Berhenti


Maka, disinilah persimpangan kita. Sudah waktunya untuk berpisah –menjaraki mesra. Karena semua telah berbeda. Kamu tidak lagi sama. Bukan tidak lagi, namun ternyata. Asa yang terpecah berserak di hamparan kecewa. Tahu seperti apa rasanya? Saat tanyamu meragukan suasana. Hei, siapa kamu sebenarnya? Masihkah orang yang sama yang kucekoki cerita-cerita? Masihkah ia hafal bagaimana aku meraung menangisi segala masalah yang ada? Kenapa tanya konyol itu yang kamu lempar ke muka? Kenapa? Adakah pikiranmu menguasai logika? Atau memang selama ini kamu hanya berpura-pura?

Berpura-pura mengerti.

Berpura-pura memahami.

Berpura-pura berempati.

Ini sudah entah kali ke berapa kamu sukses memainkan lakon dungu mengejutkanku.

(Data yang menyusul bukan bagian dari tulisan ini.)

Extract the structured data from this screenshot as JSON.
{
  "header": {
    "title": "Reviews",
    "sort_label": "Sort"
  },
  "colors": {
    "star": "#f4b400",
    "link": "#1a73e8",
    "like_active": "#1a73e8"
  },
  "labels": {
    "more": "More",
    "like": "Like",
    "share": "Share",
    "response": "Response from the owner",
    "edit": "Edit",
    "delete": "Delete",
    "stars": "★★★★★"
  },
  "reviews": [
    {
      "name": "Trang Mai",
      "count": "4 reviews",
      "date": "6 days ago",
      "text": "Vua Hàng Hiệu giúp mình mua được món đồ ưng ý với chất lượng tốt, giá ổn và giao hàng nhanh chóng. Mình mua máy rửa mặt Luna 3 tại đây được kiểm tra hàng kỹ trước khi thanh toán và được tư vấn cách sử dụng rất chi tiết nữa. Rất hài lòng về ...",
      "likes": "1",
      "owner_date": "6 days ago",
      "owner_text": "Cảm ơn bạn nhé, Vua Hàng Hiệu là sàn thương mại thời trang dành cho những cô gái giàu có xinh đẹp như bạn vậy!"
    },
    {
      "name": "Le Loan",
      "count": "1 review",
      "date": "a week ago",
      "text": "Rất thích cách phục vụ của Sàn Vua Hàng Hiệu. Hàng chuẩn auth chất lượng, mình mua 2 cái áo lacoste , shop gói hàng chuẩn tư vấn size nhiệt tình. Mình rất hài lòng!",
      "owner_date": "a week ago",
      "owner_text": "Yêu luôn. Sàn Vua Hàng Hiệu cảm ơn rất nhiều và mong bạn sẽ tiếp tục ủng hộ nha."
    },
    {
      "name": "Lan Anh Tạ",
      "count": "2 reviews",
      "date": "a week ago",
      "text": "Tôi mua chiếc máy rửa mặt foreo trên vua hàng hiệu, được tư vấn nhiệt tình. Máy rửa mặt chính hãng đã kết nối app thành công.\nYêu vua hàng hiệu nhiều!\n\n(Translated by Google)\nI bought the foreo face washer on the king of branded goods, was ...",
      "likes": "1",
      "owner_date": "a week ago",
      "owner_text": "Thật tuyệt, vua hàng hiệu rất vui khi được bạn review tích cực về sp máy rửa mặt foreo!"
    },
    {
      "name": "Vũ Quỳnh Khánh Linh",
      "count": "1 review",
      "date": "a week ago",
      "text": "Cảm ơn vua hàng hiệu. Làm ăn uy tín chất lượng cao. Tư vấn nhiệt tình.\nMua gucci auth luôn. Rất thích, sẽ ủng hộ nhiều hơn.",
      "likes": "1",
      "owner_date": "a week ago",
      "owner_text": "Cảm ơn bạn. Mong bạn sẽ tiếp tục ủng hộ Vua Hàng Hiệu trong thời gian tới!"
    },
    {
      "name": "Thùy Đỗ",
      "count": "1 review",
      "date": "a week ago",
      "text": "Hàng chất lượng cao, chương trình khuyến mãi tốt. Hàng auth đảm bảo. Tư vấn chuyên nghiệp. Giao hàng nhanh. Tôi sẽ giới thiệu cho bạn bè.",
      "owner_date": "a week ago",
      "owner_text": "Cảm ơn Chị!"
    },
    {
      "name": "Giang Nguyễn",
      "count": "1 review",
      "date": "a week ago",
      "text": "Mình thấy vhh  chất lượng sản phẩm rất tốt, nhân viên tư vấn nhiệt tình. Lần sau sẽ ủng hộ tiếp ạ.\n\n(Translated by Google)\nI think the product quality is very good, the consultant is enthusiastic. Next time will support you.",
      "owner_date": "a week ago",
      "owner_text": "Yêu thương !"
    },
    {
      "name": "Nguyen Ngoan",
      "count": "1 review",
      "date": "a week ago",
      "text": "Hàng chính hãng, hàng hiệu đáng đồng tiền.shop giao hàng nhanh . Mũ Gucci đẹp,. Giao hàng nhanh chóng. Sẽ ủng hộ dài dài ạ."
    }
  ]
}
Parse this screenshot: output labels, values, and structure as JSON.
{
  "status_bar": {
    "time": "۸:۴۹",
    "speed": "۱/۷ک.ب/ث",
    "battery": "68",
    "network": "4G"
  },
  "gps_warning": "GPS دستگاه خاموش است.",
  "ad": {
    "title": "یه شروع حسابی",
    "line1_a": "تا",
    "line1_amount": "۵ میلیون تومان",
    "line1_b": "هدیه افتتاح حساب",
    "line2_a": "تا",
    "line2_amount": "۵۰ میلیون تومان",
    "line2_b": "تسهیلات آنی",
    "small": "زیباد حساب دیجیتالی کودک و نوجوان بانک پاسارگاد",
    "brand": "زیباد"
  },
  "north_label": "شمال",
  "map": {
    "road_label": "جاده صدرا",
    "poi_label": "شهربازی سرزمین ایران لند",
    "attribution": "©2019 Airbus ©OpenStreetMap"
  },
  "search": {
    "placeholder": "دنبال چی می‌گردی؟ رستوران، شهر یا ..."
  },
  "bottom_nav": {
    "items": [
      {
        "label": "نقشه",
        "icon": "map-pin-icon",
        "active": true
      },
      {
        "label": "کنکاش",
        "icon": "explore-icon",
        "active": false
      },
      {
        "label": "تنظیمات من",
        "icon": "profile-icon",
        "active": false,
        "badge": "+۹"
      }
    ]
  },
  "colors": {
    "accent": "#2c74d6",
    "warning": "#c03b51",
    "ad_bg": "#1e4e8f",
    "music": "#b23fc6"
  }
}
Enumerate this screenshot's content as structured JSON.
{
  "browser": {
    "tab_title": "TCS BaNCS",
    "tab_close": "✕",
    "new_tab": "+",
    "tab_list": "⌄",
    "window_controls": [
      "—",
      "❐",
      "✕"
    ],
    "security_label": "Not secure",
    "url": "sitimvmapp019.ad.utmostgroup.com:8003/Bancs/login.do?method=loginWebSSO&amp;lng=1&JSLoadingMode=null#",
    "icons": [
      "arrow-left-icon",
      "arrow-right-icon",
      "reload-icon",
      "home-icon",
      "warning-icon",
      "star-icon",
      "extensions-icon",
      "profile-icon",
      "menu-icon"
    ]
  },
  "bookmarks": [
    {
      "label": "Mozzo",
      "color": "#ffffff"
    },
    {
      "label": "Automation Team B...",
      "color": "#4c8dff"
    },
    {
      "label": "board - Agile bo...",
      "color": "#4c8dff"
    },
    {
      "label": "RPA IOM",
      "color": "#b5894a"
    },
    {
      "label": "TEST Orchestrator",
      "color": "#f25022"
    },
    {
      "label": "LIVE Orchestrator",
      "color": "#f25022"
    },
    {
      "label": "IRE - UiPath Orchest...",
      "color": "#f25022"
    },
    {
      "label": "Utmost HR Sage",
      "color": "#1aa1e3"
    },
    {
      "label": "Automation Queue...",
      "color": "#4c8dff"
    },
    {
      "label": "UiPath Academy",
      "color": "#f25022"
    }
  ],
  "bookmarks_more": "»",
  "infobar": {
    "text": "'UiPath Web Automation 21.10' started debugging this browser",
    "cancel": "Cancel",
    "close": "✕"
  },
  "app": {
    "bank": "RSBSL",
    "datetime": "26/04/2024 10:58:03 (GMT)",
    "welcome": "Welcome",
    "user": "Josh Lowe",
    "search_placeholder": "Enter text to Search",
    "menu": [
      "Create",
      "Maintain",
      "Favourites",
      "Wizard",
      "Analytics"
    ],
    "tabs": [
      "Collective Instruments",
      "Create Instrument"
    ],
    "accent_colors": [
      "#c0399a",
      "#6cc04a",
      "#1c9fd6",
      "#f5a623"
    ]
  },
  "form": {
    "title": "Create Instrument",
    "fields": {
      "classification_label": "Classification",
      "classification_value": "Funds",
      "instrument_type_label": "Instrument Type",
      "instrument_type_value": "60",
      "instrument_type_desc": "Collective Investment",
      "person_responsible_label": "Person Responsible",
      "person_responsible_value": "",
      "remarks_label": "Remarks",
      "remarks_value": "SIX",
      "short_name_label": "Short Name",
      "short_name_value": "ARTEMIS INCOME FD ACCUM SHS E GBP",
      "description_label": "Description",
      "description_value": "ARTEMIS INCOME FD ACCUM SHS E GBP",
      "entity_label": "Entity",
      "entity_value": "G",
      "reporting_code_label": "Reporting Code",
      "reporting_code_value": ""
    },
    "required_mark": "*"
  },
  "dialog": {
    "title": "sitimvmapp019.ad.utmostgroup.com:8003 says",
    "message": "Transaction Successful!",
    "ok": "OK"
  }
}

Tiba-tiba aku dibuatmu tersentak seperti mati suri untuk beberapa waktu. Kamu begitu lihai mendalami peranmu, yang kadang membuat aku begitu mengagumi segala milikmu, yang kadang membuat aku meyakini kita ini semu.

Kita.

Aku merasa tidak ingin lagi menghabiskan kopi bersama. Di satu meja. Kepulan asapnya sudah tidak menyatu sempurna. Saat ia meluruh di udara. Sudah tak sama. Sudah tidak bisa. Sekian kali aku memaksa, tidak ada yang tertangkap di buku-buku jemari selain hampa yang senyata-nyatanya.

Aku benar-benar meyakini kini. Kita harus berhenti. Berhenti memaksa ini terus dijalani. Berhenti mendoktrin diri. Berhenti.

Maaf…tundukkan kepalaku mungkin tidak pantas mewakili. Tetapi hanya ini yang berani kuberi. Untuk terakhir kali.